Harmonization of data integration is the key to standardization efforts in personalised medicine, which would also facilitate cross-European studies. Standardization of the models themselves is less essential within a research context, where new models are created and tested in line with research progress, harmonization and/or standardization of input data is both feasible and necessary.

We argue that model validation should receive more attention, and other measures should be implemented such that validation of models within personalised medicine becomes easier, also across borders. While this is an evident necessity within the context of models implemented as medical devices or decision tools, which are regulated by the European Medicines Agency and national competent authorities, we argue that model validation should be a higher priority at research level also, facilitating assessment by peers and by medical doctors – who themselves should receive better training in assessment of research using in silico models. This will also ease the implementation of translational research results in the clinic.

Acceptance by doctors and the relevant medical specialties is a key hurdle for in silico models in personalised medicine. Any medical product - device, algorithm or drug - has to prove itself safe and effective to be licensed for use by regulators; however, it has also to be accepted by medical experts as being a good choice, and be recommended within clinical specialties.

EU-STANDS4PM joined forces to examine to what extent existing standards or standards under development for both format and semantics can be used to link clinical and health as well as research data to computational models relevant for personalised medicine. As all requirements should be equally understood and fulfilled by users it is important to define them uniformly in an international context. To achieve this the conclusion of our work shall be also discussed in international standardization and technical committees, especially in the case of standards that are still being drawn up, and new standardization projects shall be initiated where necessary.

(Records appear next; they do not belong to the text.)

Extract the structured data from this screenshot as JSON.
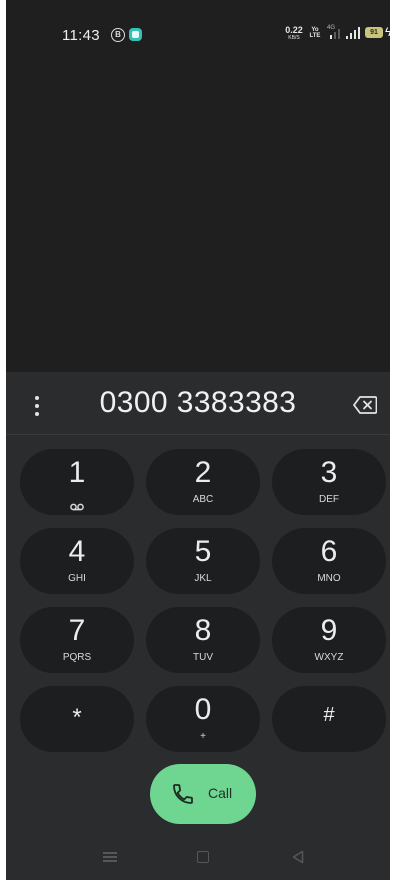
{
  "status_bar": {
    "time": "11:43",
    "notification_b": "B",
    "speed_value": "0.22",
    "speed_unit": "KB/S",
    "volte_top": "Yo",
    "volte_bottom": "LTE",
    "network": "4G",
    "battery_level": "91",
    "battery_color": "#c9c37c"
  },
  "dialer": {
    "number": "0300 3383383",
    "keys": [
      {
        "digit": "1",
        "letters": ""
      },
      {
        "digit": "2",
        "letters": "ABC"
      },
      {
        "digit": "3",
        "letters": "DEF"
      },
      {
        "digit": "4",
        "letters": "GHI"
      },
      {
        "digit": "5",
        "letters": "JKL"
      },
      {
        "digit": "6",
        "letters": "MNO"
      },
      {
        "digit": "7",
        "letters": "PQRS"
      },
      {
        "digit": "8",
        "letters": "TUV"
      },
      {
        "digit": "9",
        "letters": "WXYZ"
      },
      {
        "digit": "*",
        "letters": ""
      },
      {
        "digit": "0",
        "letters": "+"
      },
      {
        "digit": "#",
        "letters": ""
      }
    ],
    "call_label": "Call",
    "call_color": "#6ed691"
  },
  "icons": {
    "overflow": "vertical-dots-icon",
    "backspace": "backspace-icon",
    "voicemail": "voicemail-icon",
    "call": "phone-icon",
    "nav_menu": "menu-icon",
    "nav_home": "home-icon",
    "nav_back": "back-icon"
  }
}
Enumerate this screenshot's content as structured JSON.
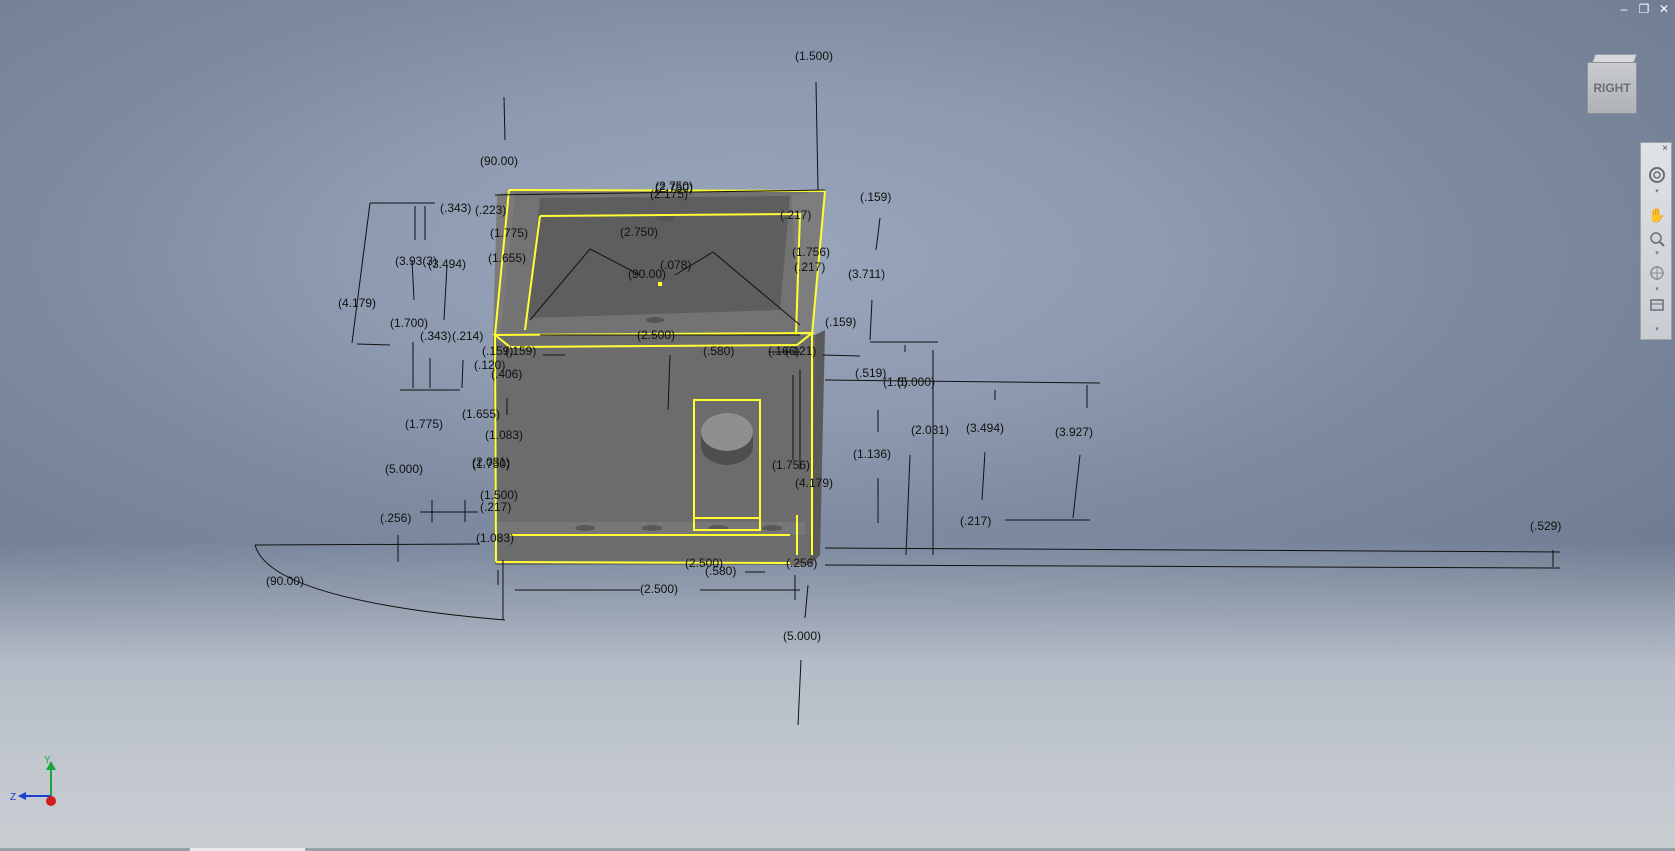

We present a White Paper featuring recommendations for standardization of data integration as well as recommendations for standardization of model validation within a collaborative research context, such that health-related data can be optimally used for translational research and personalised medicine across Europe.

As such the White Paper showcases the approach that takes big data in health through harmonized data integration to the most relevant predictive computational models for personalised medicine. As they are refined and validated these models can provide guidance not just how to use data, but also how to best cope with disease and preserve wellbeing in the daily lives of patients.